Roman Catholics Posts

Hannah Kent’s “The Good People”

Australian writer Hannah Kent’s second novel The Good People is about three women – Nora (Honora Leahy), Nance (Anne Roche) and Mary — in early nineteenth century rural Ireland, County Kerry. Nora was recently widowed who had been left the care of her four-year-old grandson, Michael Kelliher. A wild, crabbed child no heavier than the weight of snow upon a branch. A clutch of bones rippling with the movement of wind on water. Thistle-headed. Fierce-chinned. Small fingers clutching in front of him as though the air were filled with wonders and not the smoke of the fire and their own stale breath. The constant attention he demanded accompanied by his shrill needfulness exhausted Nora. She decided to hire a young girl to help her on the farm but be the primary caregiver to Michael. Fourteen-year-old Mary Clifford, tall and thin-faced, used to minding children having looked after her eight siblings agrees to work. She does the household chores and looks after the grandson.

When Nora’s husband, Martin, died suddenly while digging ditches Nance made an unexpected appearance during the wake to keen. Her entrance had been met with silence as none ever imagined she would show up at the cottage but she did.

Nance had never become accustomed to the way conversation stopped in her presence. It was one thing to enter a wake house and have the company fall into respectful silence It was another to move through a crowded yard in the pricked air of others’ wary regard and to hear laughter at her back. They made her feel like nothing more than a strange old woman plucking herbs, her eyes clouded with age and the smoke of her own badly-fired hearth. No matter that some of these men came to her with their carbuncles and congested lungs, or lay their wheezing children by her fire. In the broad light of day, amidst the noise of industry, their stares made her feel scorned and feeble.

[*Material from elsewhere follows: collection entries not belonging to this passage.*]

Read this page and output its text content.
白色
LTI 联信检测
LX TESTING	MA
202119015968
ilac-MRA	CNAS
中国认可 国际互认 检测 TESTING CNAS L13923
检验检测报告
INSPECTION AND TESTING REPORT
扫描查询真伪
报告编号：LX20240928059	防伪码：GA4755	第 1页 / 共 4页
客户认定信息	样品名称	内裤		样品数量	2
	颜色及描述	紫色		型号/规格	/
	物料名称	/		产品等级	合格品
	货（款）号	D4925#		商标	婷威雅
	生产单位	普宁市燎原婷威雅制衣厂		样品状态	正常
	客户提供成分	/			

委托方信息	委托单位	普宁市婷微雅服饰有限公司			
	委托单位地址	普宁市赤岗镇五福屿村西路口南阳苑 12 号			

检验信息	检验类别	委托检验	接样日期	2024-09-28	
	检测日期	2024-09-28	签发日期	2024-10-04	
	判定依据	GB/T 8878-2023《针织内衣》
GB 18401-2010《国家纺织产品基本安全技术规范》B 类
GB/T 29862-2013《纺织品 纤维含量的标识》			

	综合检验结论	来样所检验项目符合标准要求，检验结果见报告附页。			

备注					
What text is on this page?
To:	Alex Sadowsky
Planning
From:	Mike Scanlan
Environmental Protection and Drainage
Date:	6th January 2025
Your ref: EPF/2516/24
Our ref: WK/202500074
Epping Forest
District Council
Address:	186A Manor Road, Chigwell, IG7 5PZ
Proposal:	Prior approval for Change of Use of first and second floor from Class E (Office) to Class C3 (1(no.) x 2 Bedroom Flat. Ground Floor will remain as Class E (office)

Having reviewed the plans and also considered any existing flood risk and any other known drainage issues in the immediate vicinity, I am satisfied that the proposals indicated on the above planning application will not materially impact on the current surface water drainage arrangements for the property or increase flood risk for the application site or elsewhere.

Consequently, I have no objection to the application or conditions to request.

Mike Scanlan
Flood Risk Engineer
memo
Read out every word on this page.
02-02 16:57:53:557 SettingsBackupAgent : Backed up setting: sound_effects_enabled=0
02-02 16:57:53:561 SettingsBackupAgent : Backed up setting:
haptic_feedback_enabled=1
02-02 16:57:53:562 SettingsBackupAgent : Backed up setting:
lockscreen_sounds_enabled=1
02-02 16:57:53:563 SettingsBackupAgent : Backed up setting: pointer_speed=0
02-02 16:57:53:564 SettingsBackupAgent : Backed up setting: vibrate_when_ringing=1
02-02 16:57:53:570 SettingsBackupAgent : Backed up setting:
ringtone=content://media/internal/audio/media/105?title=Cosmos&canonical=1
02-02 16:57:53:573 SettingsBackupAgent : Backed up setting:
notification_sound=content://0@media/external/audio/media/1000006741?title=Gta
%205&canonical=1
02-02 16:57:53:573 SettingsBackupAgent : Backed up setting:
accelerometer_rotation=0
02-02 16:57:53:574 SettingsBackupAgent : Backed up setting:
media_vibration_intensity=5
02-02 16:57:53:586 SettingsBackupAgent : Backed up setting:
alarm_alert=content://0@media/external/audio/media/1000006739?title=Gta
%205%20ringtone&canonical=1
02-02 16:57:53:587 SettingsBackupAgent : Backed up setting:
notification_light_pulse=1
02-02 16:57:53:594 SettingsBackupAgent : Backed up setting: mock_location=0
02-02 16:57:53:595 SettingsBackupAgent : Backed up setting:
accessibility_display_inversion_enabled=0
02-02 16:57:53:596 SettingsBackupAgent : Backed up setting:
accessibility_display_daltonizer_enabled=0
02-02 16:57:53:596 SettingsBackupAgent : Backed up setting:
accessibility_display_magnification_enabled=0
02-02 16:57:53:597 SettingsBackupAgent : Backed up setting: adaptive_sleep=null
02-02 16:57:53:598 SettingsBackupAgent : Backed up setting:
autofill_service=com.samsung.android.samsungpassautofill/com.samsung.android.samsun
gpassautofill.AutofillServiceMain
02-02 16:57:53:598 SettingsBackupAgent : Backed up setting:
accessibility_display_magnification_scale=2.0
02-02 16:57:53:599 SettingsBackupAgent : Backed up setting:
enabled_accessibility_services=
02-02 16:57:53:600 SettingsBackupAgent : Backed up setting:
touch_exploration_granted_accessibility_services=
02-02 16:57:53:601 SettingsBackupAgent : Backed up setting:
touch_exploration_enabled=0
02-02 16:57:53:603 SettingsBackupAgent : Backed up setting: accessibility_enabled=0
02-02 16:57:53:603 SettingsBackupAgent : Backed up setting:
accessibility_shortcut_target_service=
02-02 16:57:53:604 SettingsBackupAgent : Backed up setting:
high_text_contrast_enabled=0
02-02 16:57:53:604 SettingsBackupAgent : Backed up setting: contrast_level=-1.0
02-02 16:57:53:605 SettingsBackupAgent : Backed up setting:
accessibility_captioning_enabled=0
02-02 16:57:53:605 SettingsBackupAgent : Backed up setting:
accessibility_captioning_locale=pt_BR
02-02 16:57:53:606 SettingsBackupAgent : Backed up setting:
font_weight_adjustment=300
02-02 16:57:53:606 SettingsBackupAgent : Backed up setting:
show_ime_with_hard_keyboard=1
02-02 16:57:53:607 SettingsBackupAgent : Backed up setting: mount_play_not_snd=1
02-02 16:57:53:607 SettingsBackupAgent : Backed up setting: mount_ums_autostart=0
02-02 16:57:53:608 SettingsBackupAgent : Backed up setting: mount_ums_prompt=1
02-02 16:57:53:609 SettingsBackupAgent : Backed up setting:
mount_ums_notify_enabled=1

Nance lived alone up in the hills close to where the Good People lived– Piper’s Grave, where the fairies dwelt. She was considered to have knowledge and magical powers that could help cure people of ills. Sometimes, in the company of suffering, Nance felt things. Maggie [ her aunt] had called it an inward seeing. The knowledge. Sometimes as she guided babies from their mothers and into the world, she sensed what their lives would be like, and sometimes the things she sensed frightened her.

Martin would care for his crippled grandson gently and be empathetic towards his condition but his wife had little time. Their daughter Johanna died leaving her son in the care of her husband, Tadgh. After a while unable to care for Michael, Tadgh left the child in the care of his maternal grandparents. After Martin’s death Nora became convinced that the Good People had taken away her real grandson and in his place left this cretin, a changeling. Soon instead of referring to him by his name she began referring to him as “it”. Nora first took him to Father Healy for healing but when he refused she took him across to Nance hoping she could help recover her true grandson— as she remembered him at the age of two laughing and playing. Despite Mary’s misgivings the two older women decided to “put the fairy of out of it”. During the treatment (which included administration of foxglove juice notorious for slowing down heartbeat) Mary was worried about the child and of the repercussions but did not stop the women. Once it was evident the treatment was clearly not going the way expected Mary ran to the neighbours and gave an account of the events. From there on it happened quickly as witnessed by the community. When they spotted the police returning from Nance, they wondered whether all three had been in league with the fairies, blinking the valley and thinning the butter in the churns, killing animals for devilment. Setting piseogs [ superstition] against the priest. It did not take long. By sunfall the valley was humming. An accusation had been brought against Nora Leahy, Mary Clifford and Nance Roche. The fairy cretin Nora had hidden from sight had been drowned in the river, and they were calling it murder.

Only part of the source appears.